Hanabusa, Gabbard Urge Equal Banking Access for State-Licensed Marijuana BusinessesJanuary 23, 2018, 9:50 AM HST (Updated January 23, 2018, 1:49 PM)
Rep. Tulsi Gabbard (HI-02) and Congresswoman Colleen Hanabusa signed on to a letter with 29 of their colleagues urging the US Department of the Treasury to maintain current federal guidance regarding state sanctioned marijuana businesses.
In a letter, the lawmakers called on the US Treasury’s Financial Crimes Enforcement Network to maintain federal guidance allowing marijuana-related businesses licensed under state law to access financial institutions and banks without facing federal prosecution.
Eight states and the District of Columbia permit adult recreational use of marijuana. There are 29 states including Hawai‘i, the District of Columbia, and the US territories of Guam and Puerto Rico that allow medical marijuana use.
“Our outdated and contradictory federal laws on marijuana have created disorder in our economy, leaving state-licensed businesses and banks in confusion and uncertainty. For five years, our federal government ensured protection for financial institutions doing business with state-licensed marijuana-related businesses, only to face a complete reversal of policy under the Trump Administration,” said Congresswoman Gabbard.
“Until we remove marijuana from the Federal Controlled Substances List, we must uphold the 2014 US Treasury guidance that improves public safety, reduces fraud, promotes opportunity, and strengthens our economy. That’s why I’m pushing this bipartisan initiative to ensure the US Treasury maintains safe business practices and financial security for legal marijuana businesses in Hawai‘i and across the country.”
“The federal government issued guidance in 2014 that promised protections for banks and other financial institutions who serve state sanctioned marijuana businesses. Now, President Trump wants to rescind this guidance and mire a rapidly expanding industry in uncertainty,” said Congresswoman Hanabusa.

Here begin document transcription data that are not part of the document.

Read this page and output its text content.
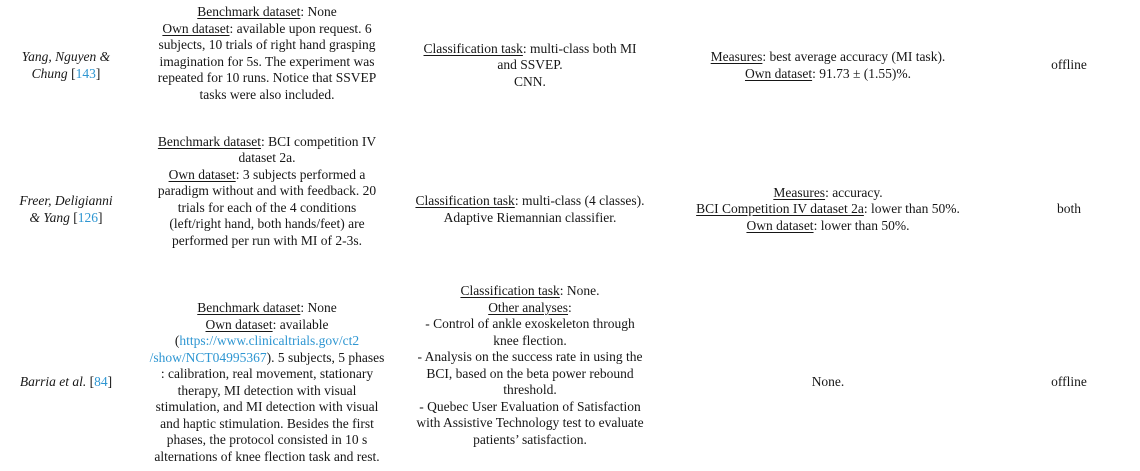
Yang, Nguyen &
Chung [143]
Benchmark dataset: None
Own dataset: available upon request. 6
subjects, 10 trials of right hand grasping
imagination for 5s. The experiment was
repeated for 10 runs. Notice that SSVEP
tasks were also included.
Classification task: multi-class both MI
and SSVEP.
CNN.
Measures: best average accuracy (MI task).
Own dataset: 91.73 ± (1.55)%.
offline
Freer, Deligianni
& Yang [126]
Benchmark dataset: BCI competition IV
dataset 2a.
Own dataset: 3 subjects performed a
paradigm without and with feedback. 20
trials for each of the 4 conditions
(left/right hand, both hands/feet) are
performed per run with MI of 2-3s.
Classification task: multi-class (4 classes).
Adaptive Riemannian classifier.
Measures: accuracy.
BCI Competition IV dataset 2a: lower than 50%.
Own dataset: lower than 50%.
both
Barria et al. [84]
Benchmark dataset: None
Own dataset: available
(https://www.clinicaltrials.gov/ct2
/show/NCT04995367). 5 subjects, 5 phases
: calibration, real movement, stationary
therapy, MI detection with visual
stimulation, and MI detection with visual
and haptic stimulation. Besides the first
phases, the protocol consisted in 10 s
alternations of knee flection task and rest.
Classification task: None.
Other analyses:
- Control of ankle exoskeleton through
knee flection.
- Analysis on the success rate in using the
BCI, based on the beta power rebound
threshold.
- Quebec User Evaluation of Satisfaction
with Assistive Technology test to evaluate
patients’ satisfaction.
None.	offline
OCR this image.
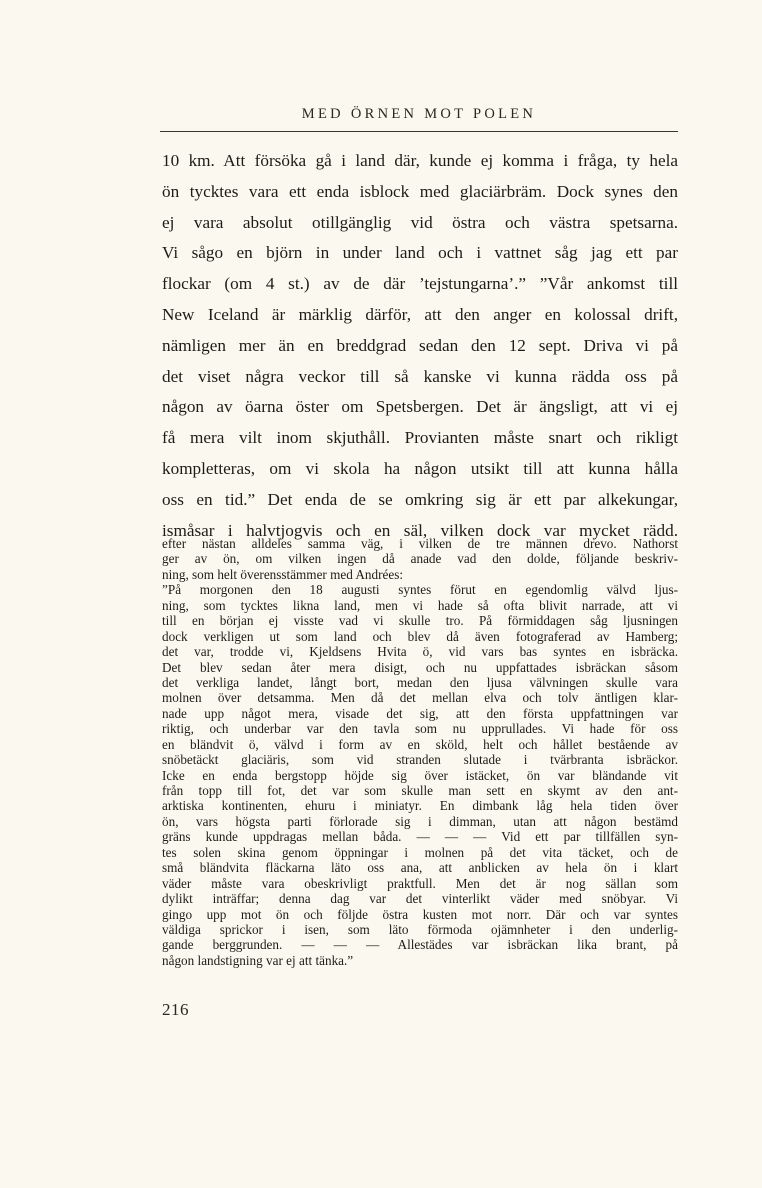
MED ÖRNEN MOT POLEN
10 km. Att försöka gå i land där, kunde ej komma i fråga, ty hela
ön tycktes vara ett enda isblock med glaciärbräm. Dock synes den
ej vara absolut otillgänglig vid östra och västra spetsarna.
Vi sågo en björn in under land och i vattnet såg jag ett par
flockar (om 4 st.) av de där ’tejstungarna’.” ”Vår ankomst till
New Iceland är märklig därför, att den anger en kolossal drift,
nämligen mer än en breddgrad sedan den 12 sept. Driva vi på
det viset några veckor till så kanske vi kunna rädda oss på
någon av öarna öster om Spetsbergen. Det är ängsligt, att vi ej
få mera vilt inom skjuthåll. Provianten måste snart och rikligt
kompletteras, om vi skola ha någon utsikt till att kunna hålla
oss en tid.” Det enda de se omkring sig är ett par alkekungar,
ismåsar i halvtjogvis och en säl, vilken dock var mycket rädd.
efter nästan alldeles samma väg, i vilken de tre männen drevo. Nathorst
ger av ön, om vilken ingen då anade vad den dolde, följande beskriv-
ning, som helt överensstämmer med Andrées:
”På morgonen den 18 augusti syntes förut en egendomlig välvd ljus-
ning, som tycktes likna land, men vi hade så ofta blivit narrade, att vi
till en början ej visste vad vi skulle tro. På förmiddagen såg ljusningen
dock verkligen ut som land och blev då även fotograferad av Hamberg;
det var, trodde vi, Kjeldsens Hvita ö, vid vars bas syntes en isbräcka.
Det blev sedan åter mera disigt, och nu uppfattades isbräckan såsom
det verkliga landet, långt bort, medan den ljusa välvningen skulle vara
molnen över detsamma. Men då det mellan elva och tolv äntligen klar-
nade upp något mera, visade det sig, att den första uppfattningen var
riktig, och underbar var den tavla som nu upprullades. Vi hade för oss
en bländvit ö, välvd i form av en sköld, helt och hållet bestående av
snöbetäckt glaciäris, som vid stranden slutade i tvärbranta isbräckor.
Icke en enda bergstopp höjde sig över istäcket, ön var bländande vit
från topp till fot, det var som skulle man sett en skymt av den ant-
arktiska kontinenten, ehuru i miniatyr. En dimbank låg hela tiden över
ön, vars högsta parti förlorade sig i dimman, utan att någon bestämd
gräns kunde uppdragas mellan båda. — — — Vid ett par tillfällen syn-
tes solen skina genom öppningar i molnen på det vita täcket, och de
små bländvita fläckarna läto oss ana, att anblicken av hela ön i klart
väder måste vara obeskrivligt praktfull. Men det är nog sällan som
dylikt inträffar; denna dag var det vinterlikt väder med snöbyar. Vi
gingo upp mot ön och följde östra kusten mot norr. Där och var syntes
väldiga sprickor i isen, som läto förmoda ojämnheter i den underlig-
gande berggrunden. — — — Allestädes var isbräckan lika brant, på
någon landstigning var ej att tänka.”
216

“Hawai‘i is one of 21 states that permit medical use. The Hawai‘i Department of Health’s Medical Cannabis Program covers more than 19,000 patients and issued licenses to eight dispensaries. This is a growing sector of our local economy that is creating jobs and has the potential to generate significant new revenue and opportunities for other industries, like agriculture. I maintain that state lawmakers must carefully examine how to regulate and ensure public safety if Hawai‘i joins the national trend of states generating new revenue to pay for government services by legalizing marijuana for recreational use. This is a states’ rights issue and Congress must ensure that those rights are protected,” Hanabusa continued.
Cosigners of the letter include Representatives: Denny Heck (WA-10), Ed Perlmutter (CO-07), Don Young (AK-AL), Earl Blumenauer (OR-03), Carlos Curbelo (FL-26), Dina Titus (NV-01), Tom Garrett (VA-05), Eleanor Holmes Norton (DC), Jacky Rosen (NV-03), Eric Swalwell (CA-15), Seth Moulton (MA-06), Carol Shea-Porter (NH-01), Jared Polis (CO-02), John Delaney (MD-06), Diana DeGette (CO-01), Matt Gaetz (FL-01), Darren Soto (FL-09), Betty McCollum (MN-04), Colleen Hanabusa (HI-01), Pramila Jayapal (WA-07), Gwen S. Moore (WI-04), Charlie Crist (FL-13), Michael Capuano (MA-07), Steve Cohen (TN-09), Juan Vargas (CA-51), Mark Pocan (WI-02), Joe Courtney (CT-02), Brad Sherman (CA-30), Marcy Kaptur (OH-09), and Kyrsten Sinema (AZ-09).
Congresswoman Gabbard is the lead Democratic co-sponsor of H.R.1227, the Ending Federal Marijuana Prohibition Act, which would take marijuana off the federal controlled substances list, as part of her commitment to common sense criminal justice reform. She has called for closing the gaps between federal and state law to resolve current contradictions and provide legally abiding marijuana businesses with clear access to financial services.
“We urge FinCen to preserve this guidance to continue to support banking infrastructure and access to financial institutions for businesses that are operating in accordance with state and local law and abiding by 8 other stated factors, in your guidance. FinCEN’s stated priorities have allowed such businesses to conduct commerce more safely through financial institutions which reduces the use of all cash, improves public safety, and reduces fraud. Leaving your guidance unchanged will continue to encourage small companies to make investments by freeing up access to capital. It will also further provide for well regulation and oversight through suspicious activity reports. Rescinding this guidance would inject uncertainty in the financial markets,” wrote the members.